One tract, 9571, returned 48320 galaxies! Assuming an even distribution across 5 bands (u and u* images only exist for 9813 and 10054), that’s over 9646 unique galaxies! Wow! I will also note this is for one of the smaller tracts. We should expect MUCH more for 9813 and 9812.
Finished F2 Field Processing
All possible profiles for galaxies and stars for the SHELS F2 field have been extracted. I wrote a utility script that compiles together 1 FITS file containing every unique object, so we don’t have a large set of individual files that we need to sort through. This will also be helpful once all our CLAUDS-HSC data is obtained.
I am currently working on a Jupyter notebook script that generates PSFs for our galaxies. This will save a third file, F2_PSFS.fits, which will have PSFs that can be ID matched. Configuring my Sersic fitting code to work with this data should be very simple!
Ivana, do you happen to have the data for the SHELS F1 field? I was thinking it might be worth it to also extract profiles for that field as well. Seeing as on AceNet, fitting the 20000 or so objects in F2 (duplicates included) took about 90 minutes, it wouldn’t be a large burden to gather those profiles to have in tandem with F2.

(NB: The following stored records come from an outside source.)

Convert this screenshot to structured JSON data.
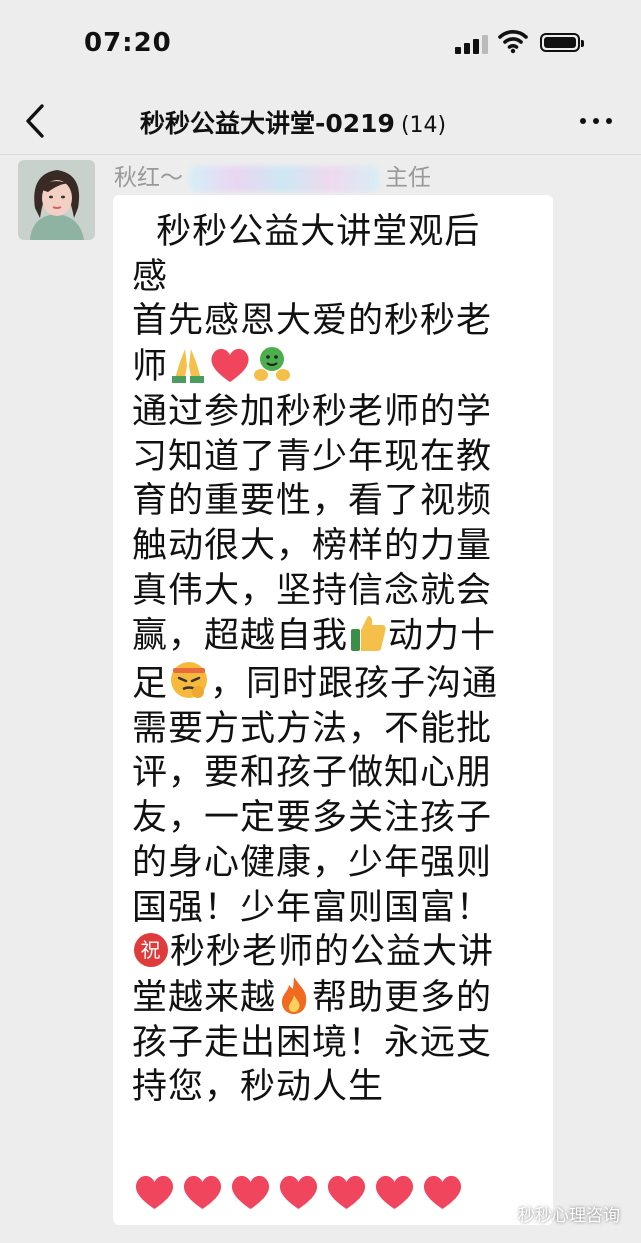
{
  "status_bar": {
    "time": "07:20",
    "icons": [
      "signal-icon",
      "wifi-icon",
      "battery-icon"
    ]
  },
  "header": {
    "title": "秒秒公益大讲堂-0219",
    "member_count": "(14)",
    "back_icon": "chevron-left-icon",
    "more_icon": "more-icon"
  },
  "message": {
    "sender_name_start": "秋红～",
    "sender_name_end": "主任",
    "lines": [
      "  秒秒公益大讲堂观后",
      "感",
      "首先感恩大爱的秒秒老",
      "师",
      "通过参加秒秒老师的学",
      "习知道了青少年现在教",
      "育的重要性，看了视频",
      "触动很大，榜样的力量",
      "真伟大，坚持信念就会",
      "赢，超越自我",
      "动力十",
      "足",
      "，同时跟孩子沟通",
      "需要方式方法，不能批",
      "评，要和孩子做知心朋",
      "友，一定要多关注孩子",
      "的身心健康，少年强则",
      "国强！少年富则国富！",
      "秒秒老师的公益大讲",
      "堂越来越",
      "帮助更多的",
      "孩子走出困境！永远支",
      "持您，秒动人生"
    ],
    "emoji": {
      "congrats_label": "祝",
      "heart_count": 7
    }
  },
  "watermark": {
    "text": "秒秒心理咨询"
  },
  "colors": {
    "background": "#ededed",
    "bubble": "#ffffff",
    "heart": "#f0455c",
    "sender": "#999999"
  }
}
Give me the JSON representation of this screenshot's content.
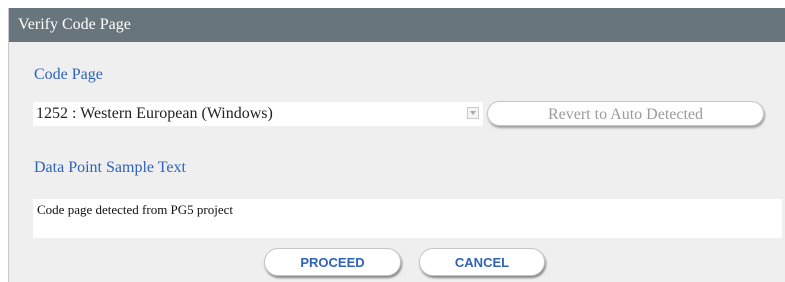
{
  "dialog": {
    "title": "Verify Code Page"
  },
  "code_page": {
    "label": "Code Page",
    "selected": "1252 : Western European (Windows)",
    "revert_label": "Revert to Auto Detected"
  },
  "sample": {
    "label": "Data Point Sample Text",
    "text": "Code page detected from PG5 project"
  },
  "actions": {
    "proceed_label": "PROCEED",
    "cancel_label": "CANCEL"
  },
  "colors": {
    "titlebar": "#69757c",
    "label_blue": "#2f63b8",
    "dialog_bg": "#efefef"
  },
  "icons": {
    "dropdown": "chevron-down-icon"
  }
}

Pushing even further, the pipeline is now extremely easy to modify for any dataset you have, as it was rewritten with that in mind. Essentially, if you want me to extract profiles for basically anything that is available to you, I am more than willing to do so!
Paper Progress and an Interesting Find
I have also been working on filling out the MNRAS paper on the pipeline. While working last night, I figured it would be a good idea to work out the time per object, and that time whether it is succeeding or failing. I discovered after doing some tests that the time per failure and time per success differs per band! We do typically see a trend (except in the r band) of successful fits taking longer, and mean times hovering around 1 second per object. The reason why z, u and u* are not included is because the linear equations to solve for t_s and t_f didn’t return a valid answer (negative times for either success or failure).